Они шагали, внезапно погрузившись в одиночество. Элица все еще слышала голос дяди, глубокий и странно спокойный: так мог рассуждать только человек убежденный. Худо было то, что в его словах она чувствовала какую-то подспудную правду, о которой раньше никогда не задумывалась. Она и впрямь считала дядю зрелым писателем и в эти неловкие минуты спрашивала себя: насколько ошибаюсь я и насколько — он?
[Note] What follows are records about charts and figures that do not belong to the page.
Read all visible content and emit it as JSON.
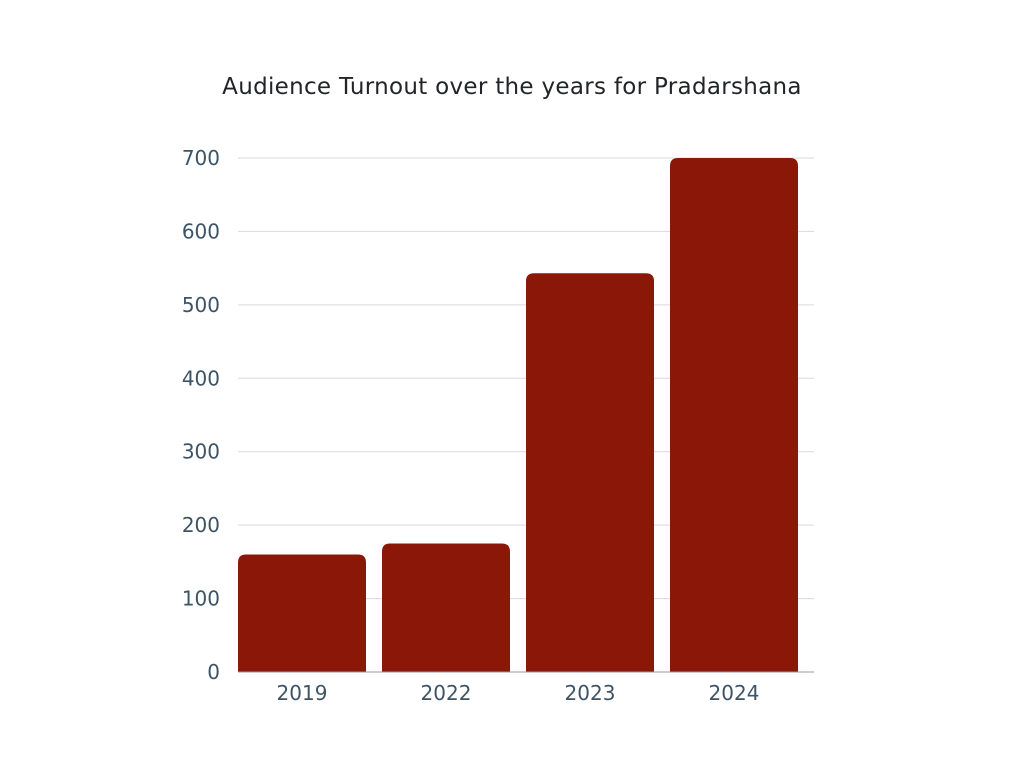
{
  "chart_data": {
    "type": "bar",
    "title": "Audience Turnout over the years for Pradarshana",
    "xlabel": "",
    "ylabel": "",
    "categories": [
      "2019",
      "2022",
      "2023",
      "2024"
    ],
    "values": [
      160,
      175,
      543,
      700
    ],
    "ylim": [
      0,
      700
    ],
    "yticks": [
      0,
      100,
      200,
      300,
      400,
      500,
      600,
      700
    ],
    "grid": true,
    "legend": "none",
    "bar_color": "#8b1708"
  }
}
И не подводят ли меня чувства точно так же, как его — беспощадный ум?
— Дядя,— откликнулась она,— я знаю, что ты взыскателен. Но даже если есть правда в том, что ты говоришь, хотя я не уверена, ты же ведь это осознаешь. Значит...
— Значит, сажусь и пишу нашего Дон Кихота и Санчо Пансу или же набрасываю нового Гамлета, так, что ли?
— Я не про то, дядя.
— А я про то, племенница.— Нягол вздохнул.— Смешно, разумеется, но ведь все это написано блестяще, и в какие времена!.. Впрочем, я иногда подумываю, что наш Санчо одновременно и Дон Кихот: сам себе господин и слуга. Вселенский ротозей и домашний философ, всегда готовый посмеяться сперва над миром, а потом над собой.— Нягол поглядел на племянницу.— Это качество не перестает меня изумлять, хотя сам я его лишен.
Элица сморщила лоб:
— Но ты так здорово про него сказал, будто увидел, ты же готов его описать, дядя!
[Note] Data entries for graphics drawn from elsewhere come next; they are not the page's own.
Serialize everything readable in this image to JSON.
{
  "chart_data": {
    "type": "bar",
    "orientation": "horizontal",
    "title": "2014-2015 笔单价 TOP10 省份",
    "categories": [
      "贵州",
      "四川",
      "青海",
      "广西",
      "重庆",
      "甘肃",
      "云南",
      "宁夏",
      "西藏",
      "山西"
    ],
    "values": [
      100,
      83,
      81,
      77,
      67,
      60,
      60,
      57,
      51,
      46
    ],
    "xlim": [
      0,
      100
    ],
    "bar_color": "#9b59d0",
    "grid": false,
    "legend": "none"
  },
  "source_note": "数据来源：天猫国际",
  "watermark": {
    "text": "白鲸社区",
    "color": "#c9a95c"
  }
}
— В непринужденной беседе — да, Эли. А на белом листе все по-другому выходит.— Нягол последние слона словно отчеканил и плотно сжал губы — знак, что ему больше не хочется говорить. Оба незаметно ускорили шаг.
Углядевши их из садочка, хозяева, похожие на узловатые корневища, засуетились.
— Чегой-то вы крадешком пожаловали,— забранилась Иванка,— вы бы хоть телеграмму пустили, как у больших-то людей водится!
— Ну, пошла спектакля,— добродушно заметил Малё.— Добро пожаловать!
Пока рассаживались вокруг стола перед домом, Иванка раз пять туда входила и выходила — то с одними мисками в руке, то с другими, еще более пестрыми.
— Ну садитесь, мужики с одной стороны, а мы, бабский пол, напротив. Элица, ты, значит, с дядей осталась, вот и ладно... Так-то, проводили мы Петко на вечный покой, а жизнь своим чередом идет — жизнь она вроде чешмы, Нягол, журчит изнутри вода, бьется, стеку ищет, а куды и стекать-то ей, кроме как в землицу обратно? Малё, ты бы хоть закусочки-то подрезал!
Малё и без того уже нарезал сухую колбасу наденицу.
— Рад, что нахожу вас в добром здоровье,— произнес Нягол.— Так и держитесь.
— У драного репья только корень и остается,— тут же пояснила Иванка, продолжая размещать тарелки.— Листья опали, стебель усох, а корень знай себе разбухает, да еще и бороду отпустил. Наша теперь, Нягол, очередь подошла, после Петко.
— Эта очередь никого не минует,— ответил Нягол.— Скажите лучше, чего у вас новенького.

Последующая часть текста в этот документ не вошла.